Can reading a book make you more rational? Can it help us understand why there is so much irrationality in the world? These are the goals of Rationality, Steven Pinker’s follow-up to Enlightenment Now (Bill Gates’s “new favorite book of all time”).
The topic is urgent. In the 21st century, humanity is reaching new heights of scientific understanding—and at the same time appears to be losing its mind. How can a species that developed vaccines for Covid in less than a year produce so much fake news, quack cures, conspiracy theories, and “post-truth” rhetoric?

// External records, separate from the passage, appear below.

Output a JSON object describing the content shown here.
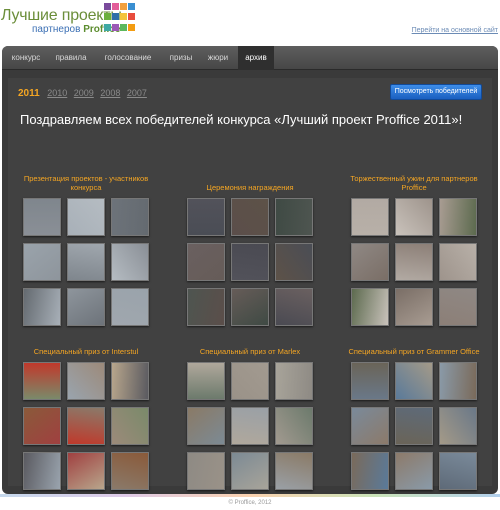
{
  "header": {
    "logo_line1": "Лучшие проекты",
    "logo_line2_prefix": "партнеров ",
    "logo_brand": "Proffice",
    "main_site_link": "Перейти на основной сайт",
    "logo_square_colors": [
      "#7a4a9c",
      "#e35d9a",
      "#f2a03d",
      "#3a8fd1",
      "#6bb03c",
      "#2d6ea8",
      "#f4c33a",
      "#e84c3d",
      "#3fa9a4",
      "#9b59b6",
      "#5cb85c",
      "#f39c12"
    ]
  },
  "nav": {
    "items": [
      {
        "label": "конкурс"
      },
      {
        "label": "правила"
      },
      {
        "label": "голосование"
      },
      {
        "label": "призы"
      },
      {
        "label": "жюри"
      },
      {
        "label": "архив",
        "active": true
      }
    ]
  },
  "archive": {
    "years": [
      "2011",
      "2010",
      "2009",
      "2008",
      "2007"
    ],
    "current_year": "2011",
    "winners_button": "Посмотреть победителей",
    "headline": "Поздравляем всех победителей конкурса «Лучший проект Proffice 2011»!"
  },
  "groups": [
    {
      "title": "Презентация проектов - участников конкурса"
    },
    {
      "title": "Церемония награждения"
    },
    {
      "title": "Торжественный ужин для партнеров Proffice"
    },
    {
      "title": "Специальный приз от Interstul"
    },
    {
      "title": "Специальный приз от Marlex"
    },
    {
      "title": "Специальный приз от Grammer Office"
    }
  ],
  "footer": {
    "copyright": "© Proffice, 2012"
  }
}
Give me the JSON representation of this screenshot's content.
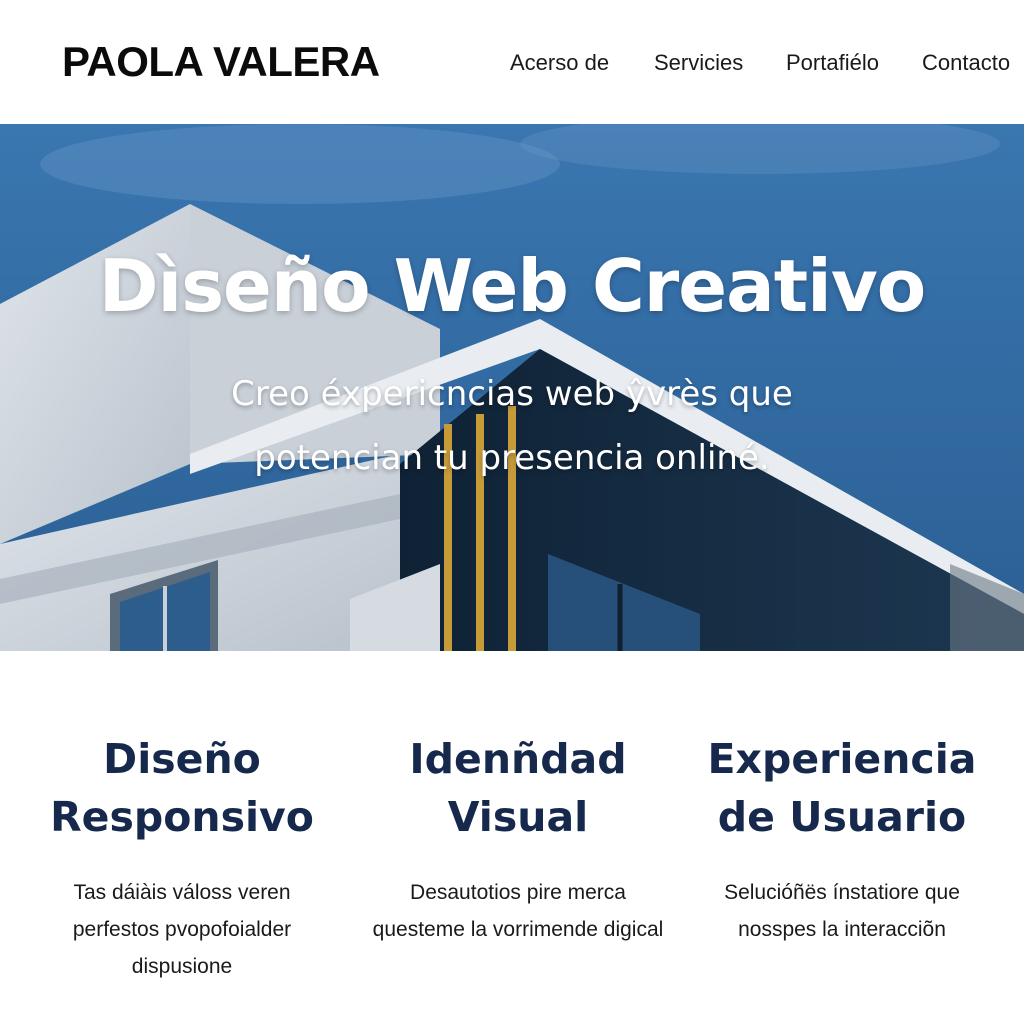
{
  "brand": {
    "name": "PAOLA VALERA"
  },
  "nav": {
    "items": [
      {
        "label": "Acerso de"
      },
      {
        "label": "Servicies"
      },
      {
        "label": "Portafiélo"
      },
      {
        "label": "Contacto"
      }
    ]
  },
  "hero": {
    "title": "Dìseño Web Creativo",
    "subtitle": "Creo éxpericncias web ŷvrès que potencian tu presencia onliné."
  },
  "features": [
    {
      "title": "Diseño Responsivo",
      "text": "Tas dáiàis válos‌s veren perfestos pvopofoialder dispusione"
    },
    {
      "title": "Idenñdad Visual",
      "text": "Desautotios pire merca questeme la vorrimende digical"
    },
    {
      "title": "Experiencia de Usuario",
      "text": "Selucióñës ínstatiore que nosspes la interacciõn"
    }
  ],
  "colors": {
    "heading": "#16294d",
    "sky": "#2b68a2",
    "text": "#1a1a1a",
    "background": "#ffffff"
  }
}
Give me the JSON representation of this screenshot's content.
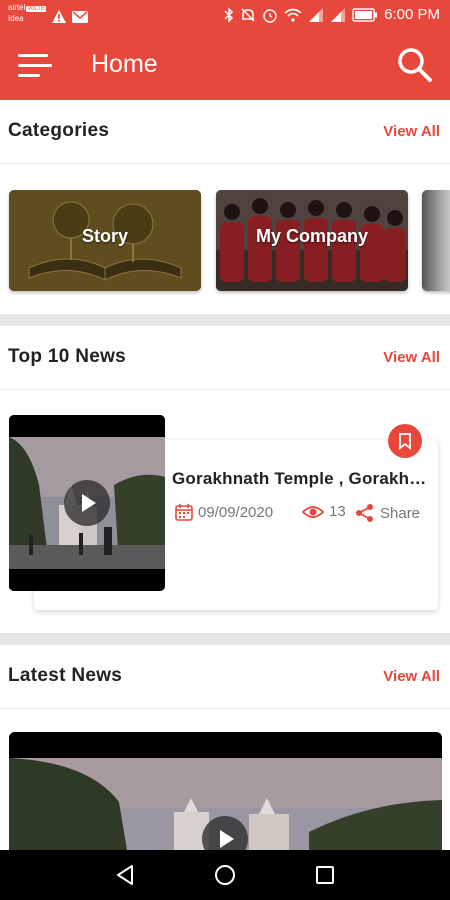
{
  "status_bar": {
    "carrier_line1": "airtel",
    "volte_badge": "VoLTE",
    "carrier_line2": "Idea",
    "time": "6:00 PM",
    "icons": [
      "alert-icon",
      "mail-icon",
      "bluetooth-icon",
      "mute-icon",
      "alarm-icon",
      "wifi-icon",
      "signal-icon",
      "signal-icon",
      "battery-icon"
    ]
  },
  "app_bar": {
    "title": "Home",
    "menu_icon": "menu-icon",
    "search_icon": "search-icon"
  },
  "categories": {
    "title": "Categories",
    "view_all": "View All",
    "items": [
      {
        "label": "Story"
      },
      {
        "label": "My Company"
      }
    ]
  },
  "top_news": {
    "title": "Top 10 News",
    "view_all": "View All",
    "items": [
      {
        "title": "Gorakhnath Temple , Gorakhpur",
        "date": "09/09/2020",
        "views": "13",
        "share": "Share"
      }
    ]
  },
  "latest_news": {
    "title": "Latest News",
    "view_all": "View All"
  },
  "colors": {
    "primary": "#e8473c",
    "text": "#222222",
    "meta": "#777777"
  }
}
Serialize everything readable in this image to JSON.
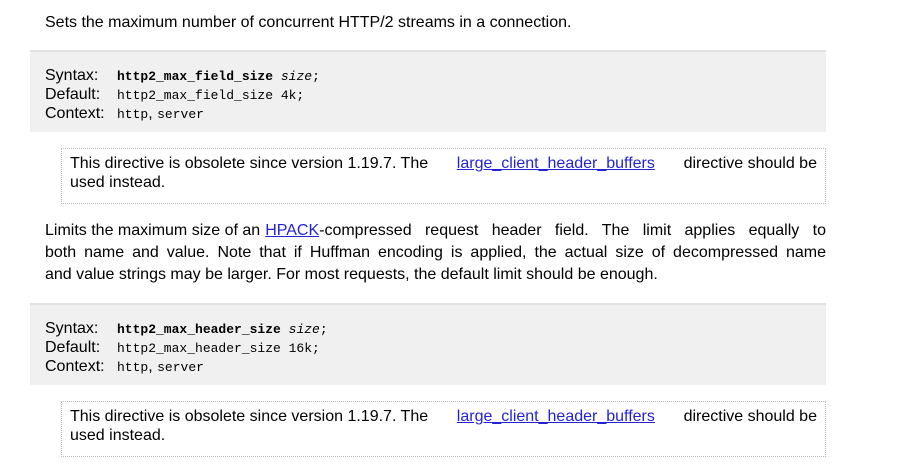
{
  "intro": "Sets the maximum number of concurrent HTTP/2 streams in a connection.",
  "directive1": {
    "syntax_label": "Syntax:",
    "syntax_name": "http2_max_field_size",
    "syntax_arg": "size",
    "syntax_end": ";",
    "default_label": "Default:",
    "default_value": "http2_max_field_size 4k;",
    "context_label": "Context:",
    "context_http": "http",
    "context_sep": ", ",
    "context_server": "server",
    "note_pre": "This directive is obsolete since version 1.19.7. The",
    "note_link": "large_client_header_buffers",
    "note_post": "directive should be",
    "note_line2": "used instead."
  },
  "description": {
    "line1_pre": "Limits the maximum size of an",
    "line1_link": "HPACK",
    "line1_post": "-compressed request header field. The limit applies equally to",
    "line2": "both name and value. Note that if Huffman encoding is applied, the actual size of decompressed name",
    "line3": "and value strings may be larger. For most requests, the default limit should be enough."
  },
  "directive2": {
    "syntax_label": "Syntax:",
    "syntax_name": "http2_max_header_size",
    "syntax_arg": "size",
    "syntax_end": ";",
    "default_label": "Default:",
    "default_value": "http2_max_header_size 16k;",
    "context_label": "Context:",
    "context_http": "http",
    "context_sep": ", ",
    "context_server": "server",
    "note_pre": "This directive is obsolete since version 1.19.7. The",
    "note_link": "large_client_header_buffers",
    "note_post": "directive should be",
    "note_line2": "used instead."
  },
  "colors": {
    "link": "#2323d6",
    "box_bg": "#f0f0f0",
    "note_border": "#bcbcbc"
  }
}
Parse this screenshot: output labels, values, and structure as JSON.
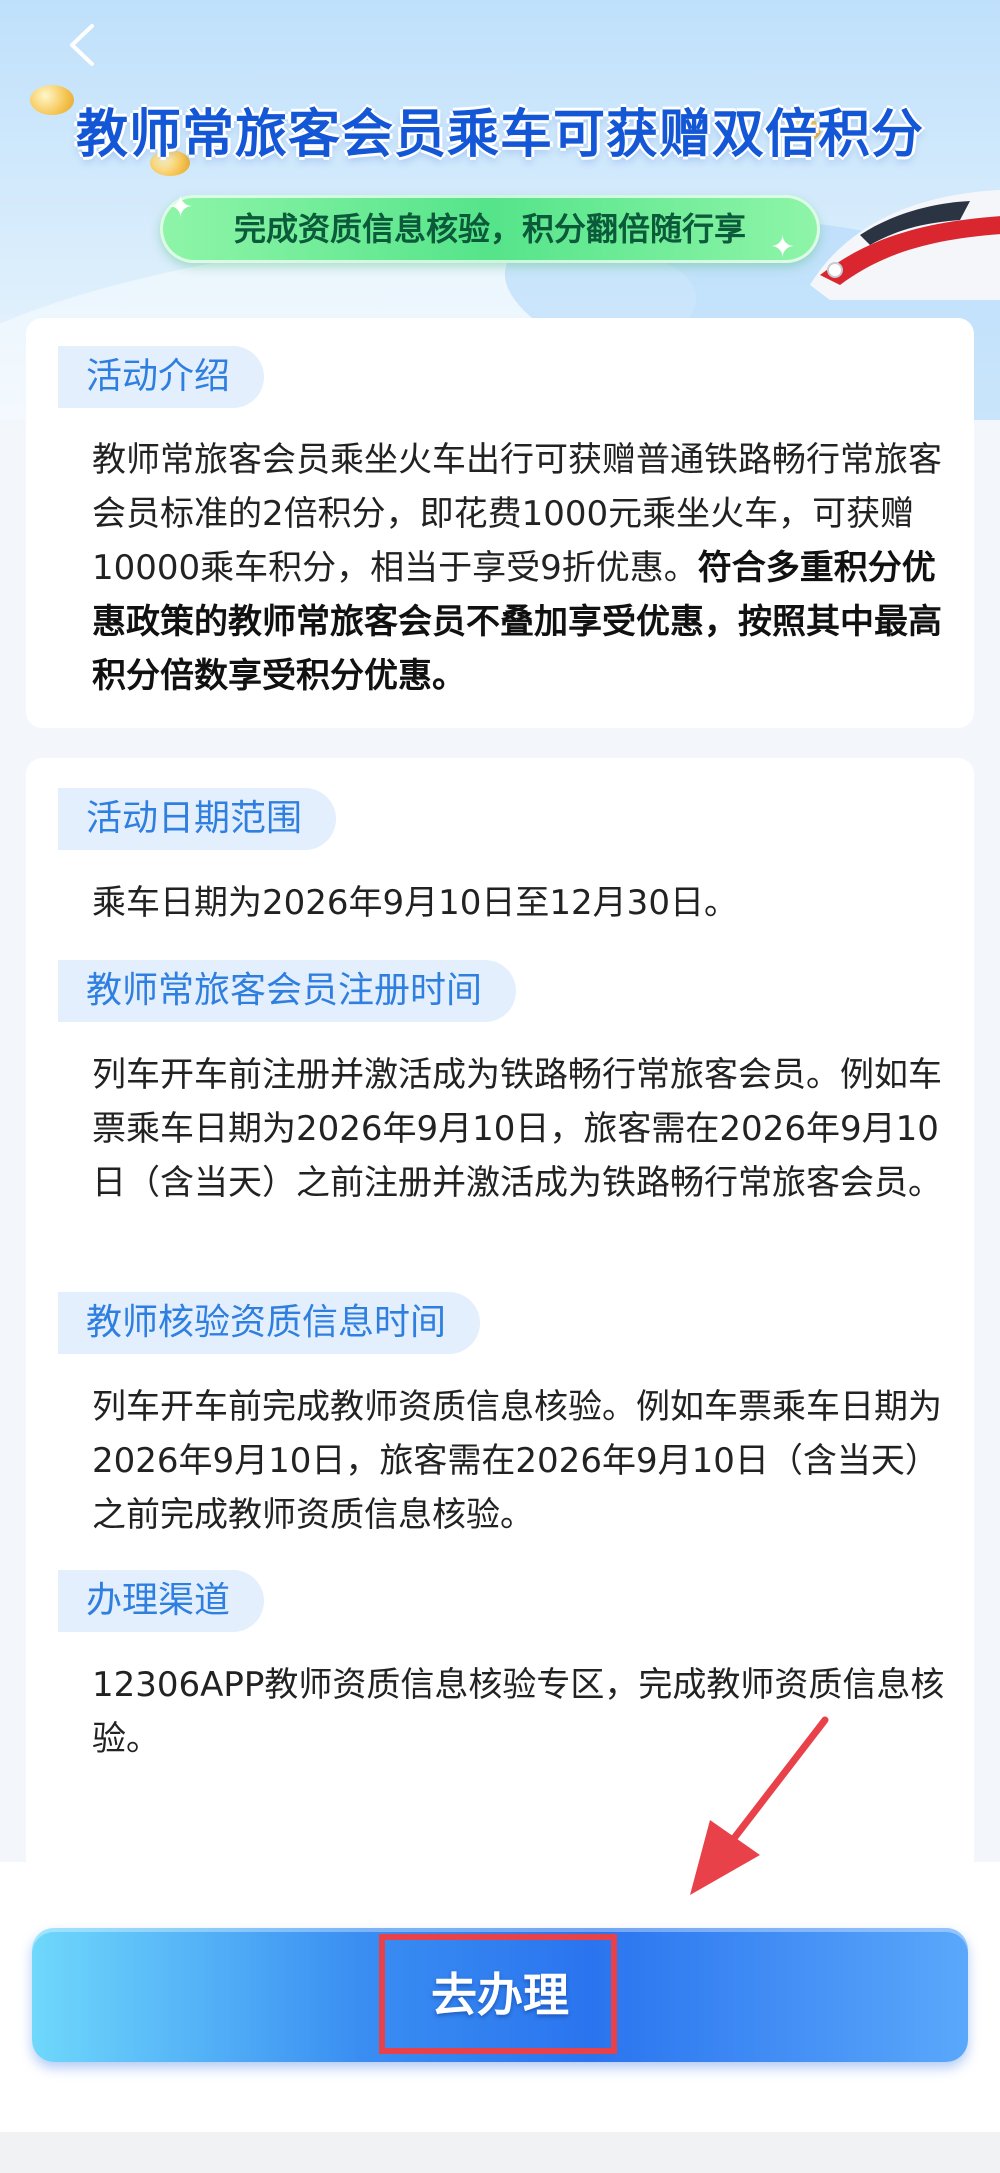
{
  "header": {
    "back_icon": "chevron-left-icon",
    "title": "教师常旅客会员乘车可获赠双倍积分",
    "subtitle": "完成资质信息核验，积分翻倍随行享"
  },
  "intro": {
    "tag": "活动介绍",
    "text": "教师常旅客会员乘坐火车出行可获赠普通铁路畅行常旅客会员标准的2倍积分，即花费1000元乘坐火车，可获赠10000乘车积分，相当于享受9折优惠。",
    "bold_text": "符合多重积分优惠政策的教师常旅客会员不叠加享受优惠，按照其中最高积分倍数享受积分优惠。"
  },
  "sections": [
    {
      "tag": "活动日期范围",
      "text": "乘车日期为2026年9月10日至12月30日。"
    },
    {
      "tag": "教师常旅客会员注册时间",
      "text": "列车开车前注册并激活成为铁路畅行常旅客会员。例如车票乘车日期为2026年9月10日，旅客需在2026年9月10日（含当天）之前注册并激活成为铁路畅行常旅客会员。"
    },
    {
      "tag": "教师核验资质信息时间",
      "text": "列车开车前完成教师资质信息核验。例如车票乘车日期为2026年9月10日，旅客需在2026年9月10日（含当天）之前完成教师资质信息核验。"
    },
    {
      "tag": "办理渠道",
      "text": "12306APP教师资质信息核验专区，完成教师资质信息核验。"
    }
  ],
  "action": {
    "button_label": "去办理",
    "highlight_color": "#e8414a"
  },
  "colors": {
    "accent_blue": "#2f7fe0",
    "title_blue": "#1457d6",
    "pill_green": "#55e48a"
  }
}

Pinker, a cognitive scientist and advocate of human progress, rejects the cynical cliché that humans are an irrational species—cavemen out of time who are poised to react to a lion in the grass with a suite of biases, fallacies, and illusions. After all, we are the species that discovered the laws of nature, transformed the planet, lengthened and enriched our lives, and, not least, discovered the benchmarks for rationality itself.
Pinker explains that we think in ways that are sensible in the low-tech, face-to-face contexts in which we spend most of our lives, but fail to take advantage of the powerful tools of reasoning our best thinkers have discovered over the millennia. No one can claim to be truly educated unless they command these tools: logic, critical thinking, probability, correlation and causation, and the optimal ways to adjust beliefs, commit to decisions, and coordinate choices with others in conditions of uncertainty.
But these tools are not a standard part of our educational curricula, and they have never been presented in a single book in a clear and inviting way—until now.
Rationality also explores its opposite. It explains the Tragedy of the Rationality Commons: how the rational pursuit of self-interest, sectarian solidarity, and uplifting mythology by individuals can add up to crippling irrationality in the society as a whole. Collective rationality depends on having rules and norms that are explicitly designed to promote objectivity and truth.
Rationality matters. It leads to better choices in our lives and in the public sphere, and is the ultimate driver of social justice and moral progress.
As the world reels from foolish choices made in the past and dreads a future that may be shaped by senseless choices in the present, rationality may be the most important asset that citizens and influencers command. Brimming with insight, humor, and unforgettable examples, Rationality can enlighten, inspire, and empower.